Menteri Perhubungan Dudy Purwagandhi menjelaskan bahwa pemeriksaan mendalam tersebut difokuskan pada pangkalan atau pool operasional armada taksi yang terlibat dalam insiden tersebut. Dilansir dari Kompas, langkah ini diambil untuk mengevaluasi kepatuhan perusahaan terhadap standar keselamatan transportasi.
"Kami sudah melakukan, mulai melakukan audit investigasi kepada perusahaan taksi hijau yang kemarin terlibat dalam kecelakaan, khususnya di pool, di mana taksi tersebut ditempatkan," kata Dudy Purwagandhi, Menteri Perhubungan.
Audit ini direncanakan menyasar berbagai lini manajemen perusahaan untuk menemukan akar permasalahan teknis maupun operasional. Dudy menegaskan proses pengumpulan data di lapangan masih terus berjalan hingga saat ini.
"Audit investigasi yang kami lakukan meliputi seluruh aspek, baik operasional, teknis, kemudian juga sumber daya manusia, dan ini masih berlangsung," ujar Dudy Purwagandhi, Menteri Perhubungan.
Peninjauan menyeluruh ini bertujuan memastikan setiap penyedia jasa transportasi umum telah menjalankan prosedur sesuai kaidah keselamatan yang berlaku. Masyarakat diminta untuk memberikan waktu kepada tim investigator dalam merampungkan pemeriksaan.
"Jadi kami minta kesabarannya, dan kami akan meng-update kepada rekan-rekan media hasil dari audit investigasi tersebut," tutur Dudy Purwagandhi, Menteri Perhubungan.
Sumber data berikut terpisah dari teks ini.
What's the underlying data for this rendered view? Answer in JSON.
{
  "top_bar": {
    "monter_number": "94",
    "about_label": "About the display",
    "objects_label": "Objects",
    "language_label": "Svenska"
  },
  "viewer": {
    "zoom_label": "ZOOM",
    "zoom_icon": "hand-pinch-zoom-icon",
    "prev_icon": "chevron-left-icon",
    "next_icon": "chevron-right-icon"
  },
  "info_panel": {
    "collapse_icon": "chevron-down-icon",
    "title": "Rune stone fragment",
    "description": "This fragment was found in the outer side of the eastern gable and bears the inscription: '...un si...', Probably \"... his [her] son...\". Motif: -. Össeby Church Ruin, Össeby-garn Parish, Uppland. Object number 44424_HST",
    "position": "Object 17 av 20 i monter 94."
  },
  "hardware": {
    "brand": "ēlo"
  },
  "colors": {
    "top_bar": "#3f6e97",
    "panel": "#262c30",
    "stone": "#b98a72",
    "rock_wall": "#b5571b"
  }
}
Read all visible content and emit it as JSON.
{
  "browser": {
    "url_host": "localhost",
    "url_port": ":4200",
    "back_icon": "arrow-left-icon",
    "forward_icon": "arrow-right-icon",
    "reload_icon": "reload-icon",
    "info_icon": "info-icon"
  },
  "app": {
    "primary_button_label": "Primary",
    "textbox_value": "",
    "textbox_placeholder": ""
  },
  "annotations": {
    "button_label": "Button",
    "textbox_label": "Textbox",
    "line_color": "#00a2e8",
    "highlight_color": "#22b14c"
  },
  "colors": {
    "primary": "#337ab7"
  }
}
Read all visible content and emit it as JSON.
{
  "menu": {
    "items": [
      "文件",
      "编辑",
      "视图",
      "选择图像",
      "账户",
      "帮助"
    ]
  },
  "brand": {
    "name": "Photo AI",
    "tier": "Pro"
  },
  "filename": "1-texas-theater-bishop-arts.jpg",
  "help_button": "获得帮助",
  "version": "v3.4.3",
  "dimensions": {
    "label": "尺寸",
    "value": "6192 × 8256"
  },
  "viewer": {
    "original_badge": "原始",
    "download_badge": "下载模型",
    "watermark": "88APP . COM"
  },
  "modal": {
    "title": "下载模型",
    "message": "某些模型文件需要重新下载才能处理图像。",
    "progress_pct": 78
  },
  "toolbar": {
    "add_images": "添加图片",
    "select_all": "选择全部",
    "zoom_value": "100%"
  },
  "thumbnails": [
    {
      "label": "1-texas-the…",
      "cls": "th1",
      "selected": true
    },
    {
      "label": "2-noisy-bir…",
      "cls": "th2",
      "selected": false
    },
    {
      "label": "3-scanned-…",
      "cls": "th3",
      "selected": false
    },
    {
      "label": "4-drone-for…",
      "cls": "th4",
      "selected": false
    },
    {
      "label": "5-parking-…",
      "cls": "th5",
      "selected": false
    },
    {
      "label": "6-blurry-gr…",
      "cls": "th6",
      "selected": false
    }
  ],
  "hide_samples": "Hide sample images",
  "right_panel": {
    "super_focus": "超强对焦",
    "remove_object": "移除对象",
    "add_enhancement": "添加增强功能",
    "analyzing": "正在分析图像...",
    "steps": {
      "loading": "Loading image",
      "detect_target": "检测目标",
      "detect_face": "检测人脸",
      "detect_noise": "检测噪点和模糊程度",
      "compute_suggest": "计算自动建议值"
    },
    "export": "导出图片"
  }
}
Insiden maut pada Senin malam itu bermula ketika satu unit armada taksi Green SM mengalami mogok di perlintasan sebidang Jalan Ampera, Bekasi Timur. Kendaraan tersebut kemudian tertabrak KRL arah Cikarang, yang memicu rangkaian kecelakaan beruntun saat KA Argo Bromo Anggrek menabrak bagian belakang KRL yang sedang berhenti di stasiun.
Peristiwa tragis ini mengakibatkan 16 orang meninggal dunia dan puluhan lainnya mengalami luka-luka. Menanggapi situasi tersebut, pihak manajemen Green SM telah mengeluarkan pernyataan resmi mengenai keterlibatan mereka dalam proses hukum.
"Kami telah menyampaikan informasi yang relevan kepada pihak berwenang serta mendukung penuh proses investigasi yang sedang berlangsung," kata manajemen Green SM, Perusahaan Taksi.
Pihak perusahaan juga memberikan penegasan bahwa mereka berkomitmen penuh dalam menjaga standar keselamatan layanan bagi publik dan pelanggan. Penyelidikan oleh pihak berwenang saat ini masih terus didalami guna menentukan sanksi atau langkah hukum selanjutnya.